1. The Four AIs · Role Definitions
Macro Analyst
Aggregates 13 macro indicators (ISM PMI, unemployment, yield curve, HY spread, etc.) into a regime score. Monthly scoring on a +1.7 / -1.7 scale.
Momentum Tracker
Monitors 3-month and 12-month moving averages plus RSI of 12 US sector ETFs. Auto-trim recommendation on overheating signals (e.g., 17 consecutive up-days).
Risk Manager
Tracks VIX, HY spread, Fed dissent count. Enforces defensive (XLV / ITA) allocation when volatility hedge is needed.
Verifier
Scores the other 3 AIs' 3-month accuracy and historical miss frequency. AIs below 70% accuracy get auto-downweighted.
2. 5-Round Debate Structure
What happens: Decompose each ETF's actual return vs prediction. Label as hit / sideways / miss.
Output example: Example: SOXX +12.3% strong hit / SMH cut +9~10% rally — partial miss.
What happens: Macro AI presents 13-indicator score and MoM change. Other 3 AIs challenge or reinforce.
Output example: Example: aggregate -1.7pt, no regime shift → late-cycle maintained.
What happens: Map current momentum score + up-day count to 12 sector ETFs. Identify overheated / cheap candidates.
Output example: Example: semis 17 days up → no new chase buys.
What happens: Each AI proposes desired weights. Difference >±3pp → weaker argument concedes. Not majority — logic strength.
Output example: Example: SOXX 40 → 38% (2pp preemptive trim).
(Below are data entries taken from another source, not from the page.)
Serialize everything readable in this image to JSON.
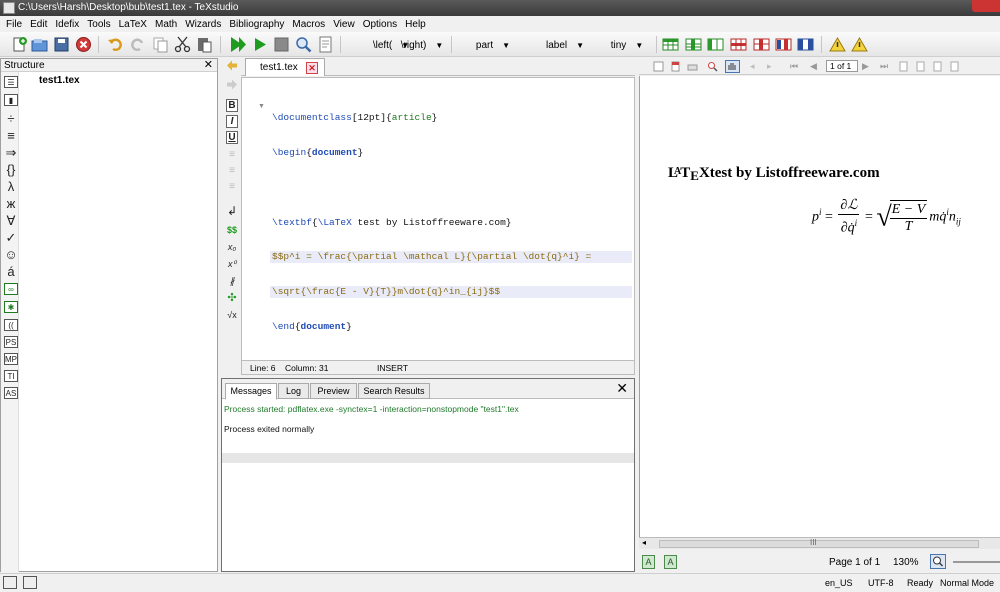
{
  "window": {
    "title": "C:\\Users\\Harsh\\Desktop\\bub\\test1.tex - TeXstudio"
  },
  "menu": [
    "File",
    "Edit",
    "Idefix",
    "Tools",
    "LaTeX",
    "Math",
    "Wizards",
    "Bibliography",
    "Macros",
    "View",
    "Options",
    "Help"
  ],
  "toolbar": {
    "left_delim": "\\left(",
    "right_delim": "\\right)",
    "sectioning": "part",
    "references": "label",
    "size": "tiny",
    "dropdown_arrow": "▼"
  },
  "structure": {
    "title": "Structure",
    "close": "✕",
    "root": "test1.tex"
  },
  "editor": {
    "tab_label": "test1.tex",
    "tab_close": "✕",
    "code": {
      "l1_cmd": "\\documentclass",
      "l1_opt": "[12pt]",
      "l1_lb": "{",
      "l1_arg": "article",
      "l1_rb": "}",
      "l2_cmd": "\\begin",
      "l2_lb": "{",
      "l2_arg": "document",
      "l2_rb": "}",
      "l4_cmd": "\\textbf",
      "l4_lb": "{",
      "l4_cmd2": "\\LaTeX",
      "l4_txt": " test by Listoffreeware.com",
      "l4_rb": "}",
      "l5": "$$p^i = \\frac{\\partial \\mathcal L}{\\partial \\dot{q}^i} =",
      "l6_a": "\\sqrt",
      "l6_b": "{\\frac{E - V}{T}}m\\dot{q}^in_{ij}$$",
      "l7_cmd": "\\end",
      "l7_lb": "{",
      "l7_arg": "document",
      "l7_rb": "}"
    },
    "status": {
      "line": "Line: 6",
      "column": "Column: 31",
      "mode": "INSERT"
    }
  },
  "messages": {
    "tabs": [
      "Messages",
      "Log",
      "Preview",
      "Search Results"
    ],
    "close": "✕",
    "line1": "Process started: pdflatex.exe -synctex=1 -interaction=nonstopmode \"test1\".tex",
    "line2": "Process exited normally"
  },
  "pdf": {
    "page_input": "1 of 1",
    "heading_la": "L",
    "heading_a": "A",
    "heading_t": "T",
    "heading_e": "E",
    "heading_x": "X",
    "heading_rest": "test by Listoffreeware.com",
    "eq": {
      "lhs": "p",
      "lhs_sup": "i",
      "eq1": "=",
      "frac1_num": "∂ℒ",
      "frac1_den": "∂q̇",
      "frac1_den_sup": "i",
      "eq2": "=",
      "sqrt": "√",
      "frac2_num": "E − V",
      "frac2_den": "T",
      "tail": "mq̇",
      "tail_sup": "i",
      "tail2": "n",
      "tail2_sub": "ij"
    },
    "scroll_label": "III",
    "page_status": "Page 1 of 1",
    "zoom": "130%"
  },
  "statusbar": {
    "language": "en_US",
    "encoding": "UTF-8",
    "state": "Ready",
    "mode": "Normal Mode"
  },
  "colors": {
    "accent_green": "#1f9b1f",
    "keyword_blue": "#1f4bb5",
    "argument_green": "#1c7a1c",
    "math_brown": "#8a6a12",
    "msg_green": "#1f7a2a"
  }
}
What happens: Verifier codifies future check criteria for this month's decision. Adds to rulebook.
Output example: Example: '+15% over → auto-trim 5pp' new rule.
3. Weight Calibration
- Base weights: 4 AIs equal (25% each)
- 3-month accuracy adjustment: Verifier scores monthly → below 70% = -5pp, above 90% = +5pp
- Sector constraints: single ETF ≤ 50%, single sector ≤ 60%
- Monthly weight change ±3pp is the statistically justified range. Beyond requires extra evidence.
- +15% threshold auto-trim 5pp (rule added 2026-05)
4. Data Sources · License
| Indicator | Source | License / Cadence |
|---|---|---|
| ISM PMI | Institute for Supply Management | Public release (monthly) FRED MANEMP series |
| Unemployment | BLS · U.S. Bureau of Labor Statistics | Public data (monthly) FRED UNRATE series |
| Yield Curve | FRED · Fed Reserve of St. Louis | Public data (FRED) FRED T10Y2Y series |
| Fed Dissent | FOMC Statements + Bloomberg/Reuters | Public + media citation Manual entry with citation |
| VIX | CBOE (via Yahoo Finance) | Index data (daily close) yfinance ^VIX |
| HY Spread | ICE BofA US High Yield Master II OAS | Public data (FRED) FRED BAMLH0A0HYM2 |
| ETF Prices | iShares / State Street / Invesco | Public data (daily) yfinance + Supabase etf_prices |
⚠ All sources are public data. We only re-process and re-interpret. Data accuracy is the source institution's responsibility.
5. Limits and *publishing our misses*
This methodology is simulation based on historical patterns and does not guarantee future returns. AI consensus has its own *collective bias* — all four can misread the same data the same way.
When misses occur, we log them on the Missed Museum with 4 columns: decision basis → actual result → what we missed → rule added. Reproducible reasoning, not raw accuracy, is our asset.